Un anciano de 60 años de edad.
Todavía a inicios
del siglo pasado, el que llegaba a los 40 años se dejaba crecer la barba, se
buscaba un bastón, y olvidaba impulsos y ardores juveniles. Ya no se diga una
mujer que a los treinta no se hubiera casado, era declarada oficialmente
solterona y tenía que resignarse a que su vida sería la de vestir santos.
Una de las
grandes proclamas humanitarias de la civilización moderna, basada en los
formidables avances de la ciencia, ha sido la conquista de índices cada vez más
altos de longevidad, sobre todo en los países del primer mundo.

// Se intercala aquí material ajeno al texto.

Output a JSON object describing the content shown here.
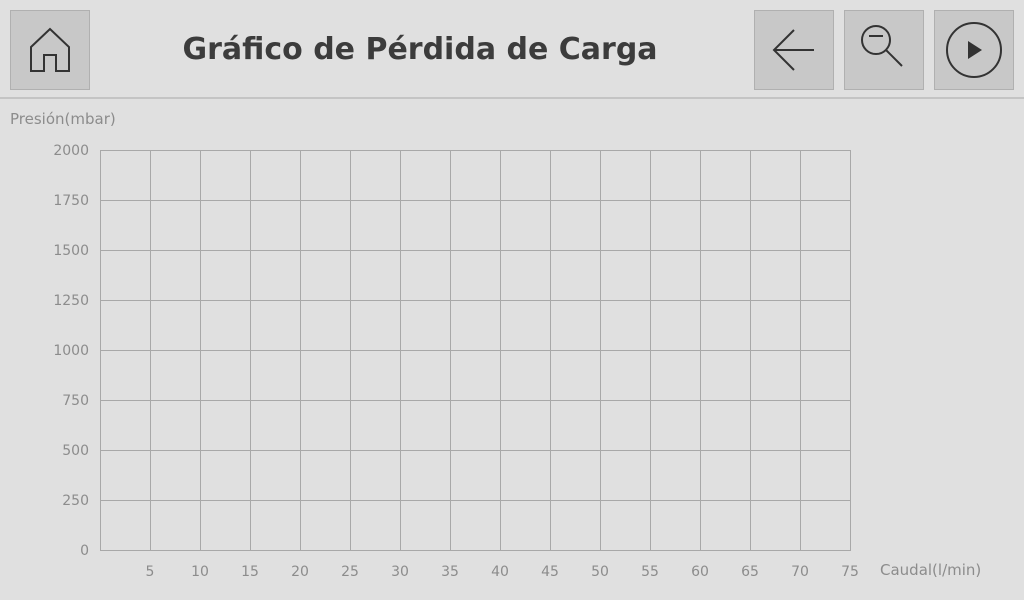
{
  "header": {
    "title": "Gráfico de Pérdida de Carga",
    "buttons": {
      "home": "home-icon",
      "back": "arrow-left-icon",
      "zoom_out": "zoom-out-icon",
      "play": "play-icon"
    }
  },
  "colors": {
    "background": "#e0e0e0",
    "button": "#c8c8c8",
    "grid": "#a8a8a8",
    "text_muted": "#8c8c8c",
    "title": "#3c3c3c"
  },
  "chart_data": {
    "type": "line",
    "title": "",
    "xlabel": "Caudal(l/min)",
    "ylabel": "Presión(mbar)",
    "xlim": [
      0,
      75
    ],
    "ylim": [
      0,
      2000
    ],
    "x_ticks": [
      5,
      10,
      15,
      20,
      25,
      30,
      35,
      40,
      45,
      50,
      55,
      60,
      65,
      70,
      75
    ],
    "y_ticks": [
      0,
      250,
      500,
      750,
      1000,
      1250,
      1500,
      1750,
      2000
    ],
    "grid": true,
    "series": []
  }
}
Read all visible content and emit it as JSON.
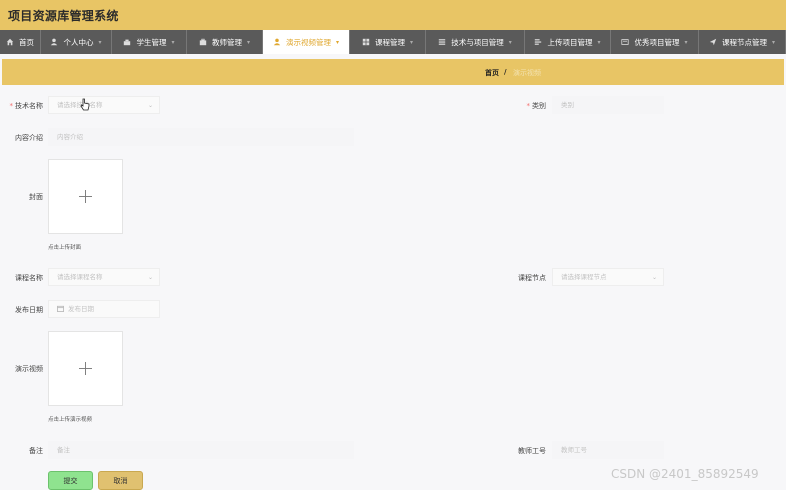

En Estados
Unidos la esperanza de vida en 1900 era de 47 años, cuando hoy es de ochenta; y
España, en el mismo periodo, pasó de 32 a 83 años. En medio siglo, aún América
Latina ha ganado 25 años en expectativa promedio de vida, para situarse en 75
años.
El concepto de
vejez temprana, entendida como senilidad, duró por muy largo tiempo en la
historia de la humanidad, salvo si aceptamos como válidas las copiosas edades
que se mencionan en el Antiguo Testamento, que deberíamos atribuir mejor a un
error en las cuentas de los escribas.
A la misma edad
del ilustre viejo de Chéjov, que a los sesenta siente que ha llegado el fin de
su vida, fue que Cicerón escribió, veinte siglos atrás, su canto de cisne en De
senectute. A ese anciano que mira reflexivo hacia el pasado como una forma de
prepararse ante la inminencia de la muerte, desahuciado por sí mismo, se le
encuentra hoy en el gimnasio.
Atlético, bien
bronceado, puede servir como modelo de ropa deportiva, con un palo de golf en
la mano. La gloria de la tercera edad empieza a parecer tan inmarcesible, que
hay quienes piensan necesario inventar una cuarta. Y también las parejas
felices de ochenta están en la publicidad, anunciando seguros de salud,
vitaminas milagrosas y cremas rejuvenecedoras, ya no se diga el Viagra, porque
el sexo entra también en el catálogo de derechos restituidos.
Es que la
longevidad es también toda una industria de miles de millones de dólares.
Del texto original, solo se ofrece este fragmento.